Prior to his marriage in 1965, Kgosi Linchwe II (1963-2007) lived in his father’s lelapa at Sethobong but built himself a new house on Phuthadikobo Hill, utilizing the site previously occupied by his great grandfather, Linchwe I (1875-1924).
The house was built in 1964/65. Kgosi Molefi (1929 variously until 1958) was married in 1933 and he too must have grown up living in the lelapa of his father, Kgafela, who had died in the influenza epidemic of 1914.
I will now assume, I think safely, that the still dominant house in this lelapa was built around 1933 for the use of Molefi and his new wife, Moatlhodi. Pushing back a little further, we can note that Kgafela was married in 1905 and around that time created for himself and his new wife and members of his mophato what was then an entirely new settlement at Sethobong.
This settlement included at least three giant rondavels each having a radius of give or take six metres and a kraal (lesaka) whose scale points to the possession of an extraordinary number of cattle.
The extent of Kgafela’s own lelapa, which must have been extremely large, is difficult to envisage today.

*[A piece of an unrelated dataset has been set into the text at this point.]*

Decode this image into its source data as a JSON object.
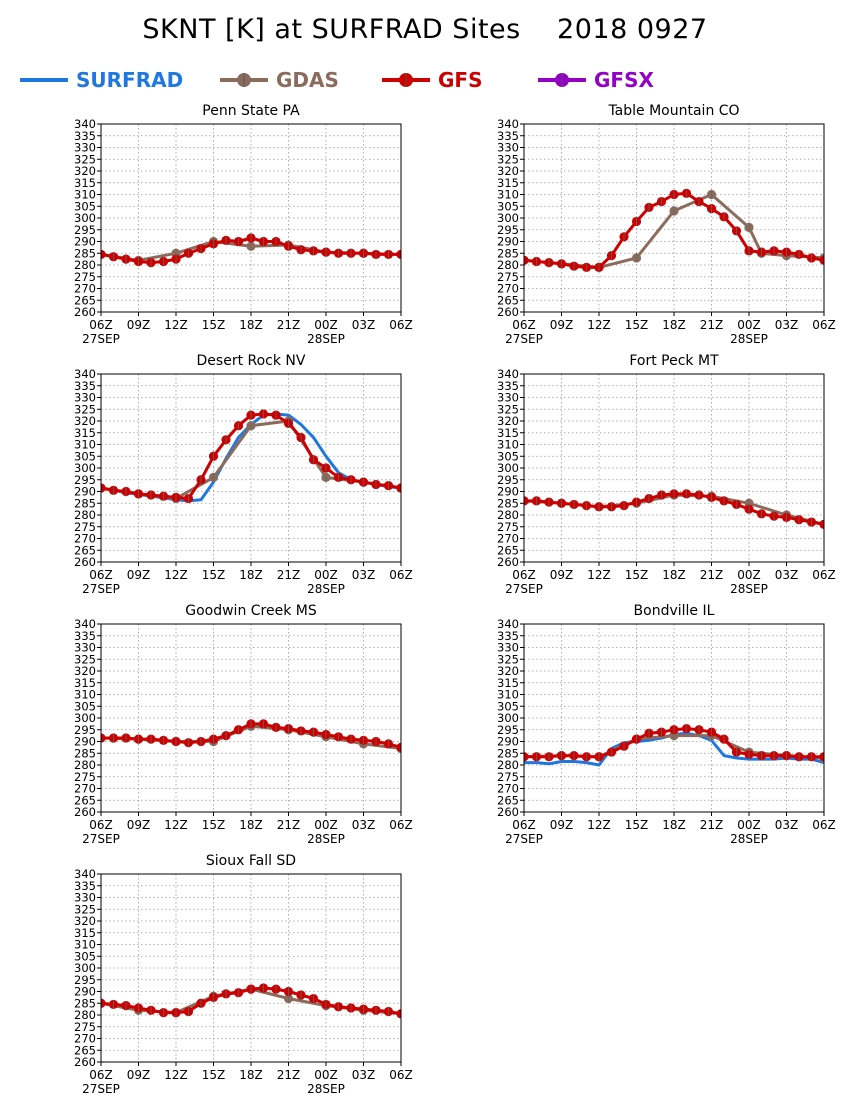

Because of the existence of a sefala which must have dated from around 1905, it would appear that this embraced a part, or perhaps even the whole of what became Kgosi Molefi’s lelapa, today’s road and what must have been a large area on its further side.

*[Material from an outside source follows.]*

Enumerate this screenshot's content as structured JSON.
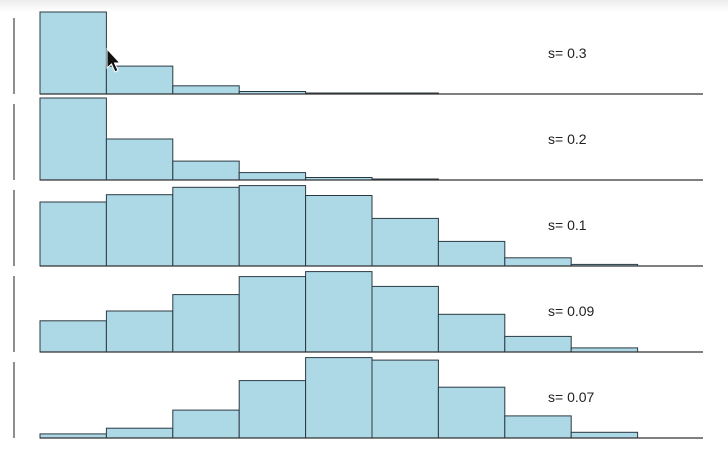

Pushing on, we can note, as mentioned in the May issue, that Kgafela’s father, Linchwe, presumably after marriage, built himself a house on Phuthadikobo Hill and that Kgamnyane had a home adjacent both to the kgotla and to his many wives.

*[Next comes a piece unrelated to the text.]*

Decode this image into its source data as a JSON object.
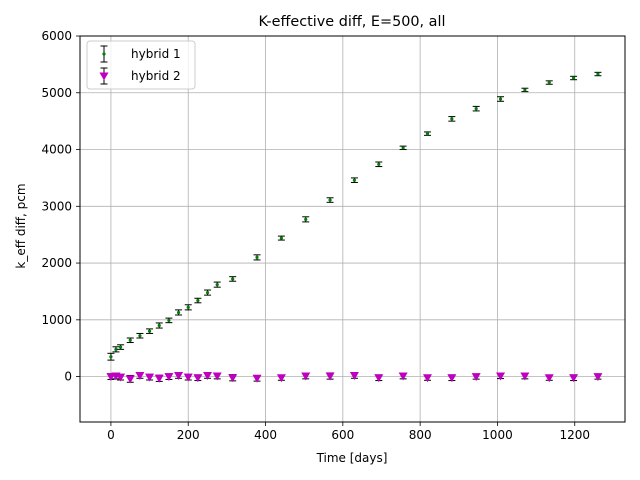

Two other members of the immediate Kgatla royal family built houses for themselves which still survive. Isang), Linchwe’s eldest son who was variously Regent and Acting Chief between 1921 and 1929 was married in 1911 and built for himself and his new wife an entirely new lelapa adjacent to the Chief’s kgotla.
The year of his marriage, 1911, is in accord with those I was long ago given for both the handsome central house in Isang’s lelapa and his one , Kgafela sized rondavel. Isang also possessed a fully fledged house at his tsimo at Seboeng which was once, by definition, well outside Mochudi but is now very much absorbed in it. The rectangular house, of unplastered burnt brick, was undistinguished and has presumably been demolished.
The really remarkable feature of the lelapa was, though, the seboa, the threshing floor, which was of enormous size thus giving some idea of the scale of Isang’s farming ventures. I assume that it no longer exists.
Not far distant from Isang’s lelapa is to be found another , also of extraordinary historical importance, which belonged to Segale Kgamanyane, fourth son of Kgosi Kgamanyane.
My previous assumptions about the buildings in this lelapa have been that they were likely to have derived from the years during and immediately following the end of the 1899-1902 Anglo-Boer war.
Those assumptions were based on the fact that Segale and his brother Ramono, had been Kgosi Linchwe’s military commanders , and that the Bakgatla, having gained control of most of the area towards Rustenburg, would certainly have looted whatever they could find.
My assumption was that abandoned Boer farmsteads could well have provided Segale with all the building materials he needed and that captured oxwaggons would have enabled him to get everything back to Mochudi.
When I eventually find out when Segale was married, it is possible that this theory may need to be moderated – but I doubt that it will need to be dismissed. Segale’s main house was built sometime after 1902, and an adjacent, smaller, thatched building, during World War I (1914-18) We can only presume that the still surviving and very large and beautiful sefala dates from the same era as would the now demolished stables.